After a week at camp, 26 Prince George’s County high school students will have professional resumes, interviewing skills and an idea of some of the top industries in the county.
The students, participants in the inaugural five-day Career Exploration Camp at the Columbia Park Community Center this week, are preparing to apply for entry-level jobs and begin thinking about a career, said Antoinette Battle, the center’s facility director.
“Before coming to this camp, I didn’t know how a resume really looked,” said Chioma Okeke, a rising junior at Bishop McNamara High School in Forestville.
Chioma, who said creating a resume and a profile on professional networking website LinkedIn was not difficult, explained that she will use her new resume to apply for food-service jobs.
Energy company Pepco partnered with the Maryland-National Capital Park and Planning Commission to write the curriculum for the camp, said Janice Clements, the camp director.
The camp, which is listed with a $120 enrollment fee in the commission catalog, was free to this week’s students because of Pepco’s sponsorship, Battle said. An expanded, two-week version of the camp will take place in late July and early August, Clements said. Parents can register their children for the camps at pgparks.com or in person at any Park and Planning Commission center.
Clements said she wants students to learn “the ability to express themselves, putting together words to express themselves on paper and in person.”
After creating resumes, the students gleaned interviewing tips — make eye contact, give a firm handshake and describe yourself positively — from members of Pepco’s human resources department, said Conrad Samuels, Pepco’s manager of talent acquisition, who helped Clements develop and facilitate the camp.
“The skills they’ll develop here will help them with any employer,” Samuels said. “They need the ability to be on time, to be flexible, to work as a team, to adapt on the fly.”
Samuels became involved with the Career Exploration Camp after looking through the commission’s summer catalog for camps for his children and finding a similar career camp for younger children, which Battle said was canceled due to low enrollment. Samuels said he wanted to use his experience in human resources to work with a career camp for older students.
The camp, which had space for about 30 participants and enrolled 26, was open to children ages 13 to 17. Teens ages 14 to 17 can apply for a minor work permit if they are offered a job, according to information from the state Department of Labor, Licensing and Regulation.

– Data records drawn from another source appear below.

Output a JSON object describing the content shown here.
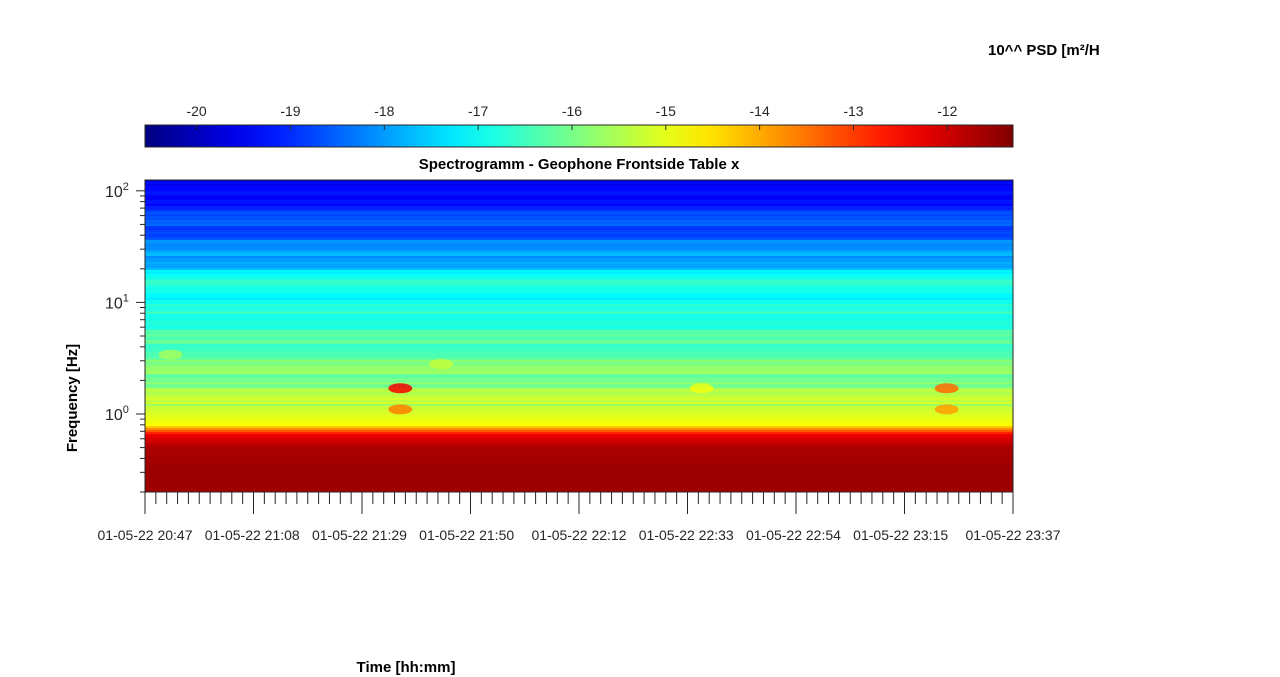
{
  "chart_data": {
    "type": "heatmap",
    "title": "Spectrogramm - Geophone Frontside Table x",
    "xlabel": "Time [hh:mm]",
    "ylabel": "Frequency [Hz]",
    "colorbar_label": "10^^ PSD [m²/H",
    "colormap": "jet",
    "clim": [
      -20.55,
      -11.3
    ],
    "colorbar_ticks": [
      "-20",
      "-19",
      "-18",
      "-17",
      "-16",
      "-15",
      "-14",
      "-13",
      "-12"
    ],
    "yscale": "log",
    "ylim": [
      0.2,
      125
    ],
    "y_ticks": [
      {
        "base": "10",
        "exp": "0"
      },
      {
        "base": "10",
        "exp": "1"
      },
      {
        "base": "10",
        "exp": "2"
      }
    ],
    "x_start": "01-05-22 20:47",
    "x_end": "01-05-22 23:37",
    "x_tick_labels": [
      "01-05-22 20:47",
      "01-05-22 21:08",
      "01-05-22 21:29",
      "01-05-22 21:50",
      "01-05-22 22:12",
      "01-05-22 22:33",
      "01-05-22 22:54",
      "01-05-22 23:15",
      "01-05-22 23:37"
    ],
    "psd_profile": {
      "frequency_hz": [
        0.2,
        0.3,
        0.5,
        0.65,
        0.8,
        1.0,
        1.5,
        2.5,
        4,
        6,
        8,
        10,
        15,
        20,
        30,
        50,
        80,
        125
      ],
      "log10_psd": [
        -11.6,
        -11.55,
        -11.7,
        -12.3,
        -14.8,
        -15.1,
        -15.6,
        -16.0,
        -16.3,
        -16.5,
        -16.7,
        -17.0,
        -16.6,
        -17.6,
        -18.2,
        -18.7,
        -19.2,
        -19.7
      ]
    },
    "hot_spots": [
      {
        "time": "01-05-22 21:37",
        "frequency_hz": 1.7,
        "log10_psd": -12.4
      },
      {
        "time": "01-05-22 21:37",
        "frequency_hz": 1.1,
        "log10_psd": -13.6
      },
      {
        "time": "01-05-22 23:24",
        "frequency_hz": 1.7,
        "log10_psd": -13.4
      },
      {
        "time": "01-05-22 23:24",
        "frequency_hz": 1.1,
        "log10_psd": -13.9
      },
      {
        "time": "01-05-22 21:45",
        "frequency_hz": 2.8,
        "log10_psd": -15.3
      },
      {
        "time": "01-05-22 22:36",
        "frequency_hz": 1.7,
        "log10_psd": -14.9
      },
      {
        "time": "01-05-22 20:52",
        "frequency_hz": 3.4,
        "log10_psd": -15.6
      }
    ],
    "grid": false
  }
}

Joshua Woodall, a rising junior at Kennedy Krieger High School in Baltimore, said he thinks the hardest part of applying for a job will be presenting himself and describing his skills to strangers.

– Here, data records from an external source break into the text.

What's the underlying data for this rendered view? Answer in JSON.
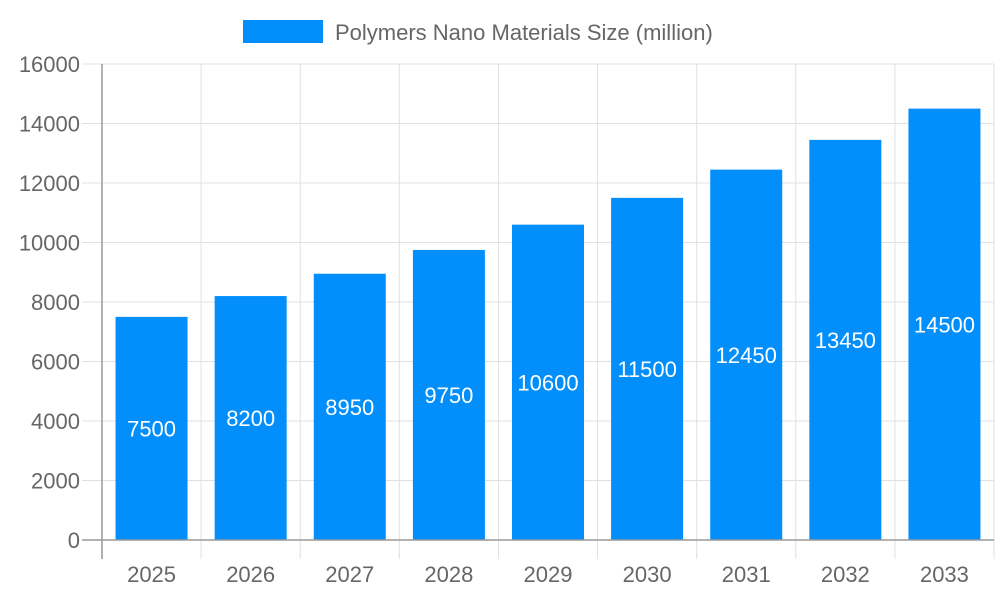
{
  "chart_data": {
    "type": "bar",
    "title": "",
    "xlabel": "",
    "ylabel": "",
    "categories": [
      "2025",
      "2026",
      "2027",
      "2028",
      "2029",
      "2030",
      "2031",
      "2032",
      "2033"
    ],
    "series": [
      {
        "name": "Polymers Nano Materials Size (million)",
        "values": [
          7500,
          8200,
          8950,
          9750,
          10600,
          11500,
          12450,
          13450,
          14500
        ],
        "color": "#038ffb"
      }
    ],
    "ylim": [
      0,
      16000
    ],
    "yticks": [
      0,
      2000,
      4000,
      6000,
      8000,
      10000,
      12000,
      14000,
      16000
    ],
    "grid": true,
    "legend": "top-center",
    "data_labels": "inside-center"
  }
}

“We’re taking steps to prepare us for life, what we’re supposed to do at a job interview,” said Joshua, a Bowie resident who would like to work at the new library branch in south Bowie.
The students toured the Pepco control center in Rockville on June 19 and Wegmans food market in Lanham and the Washington Metropolitan Area Transit Authority office in Landover on June 21. These field trips exposed the students to a range of career opportunities, Samuels said.
“We want to build that self-confidence [the students] need to apply for jobs,” Clements said.
Battle said some campers may have the opportunity to apply for jobs soon if several area businesses accept her invitation to attend Friday’s graduation ceremony and mingle with the camp participants, who can display their newfound professional skills.
“I’m hoping maybe some of them will come away with a job,” Battle said.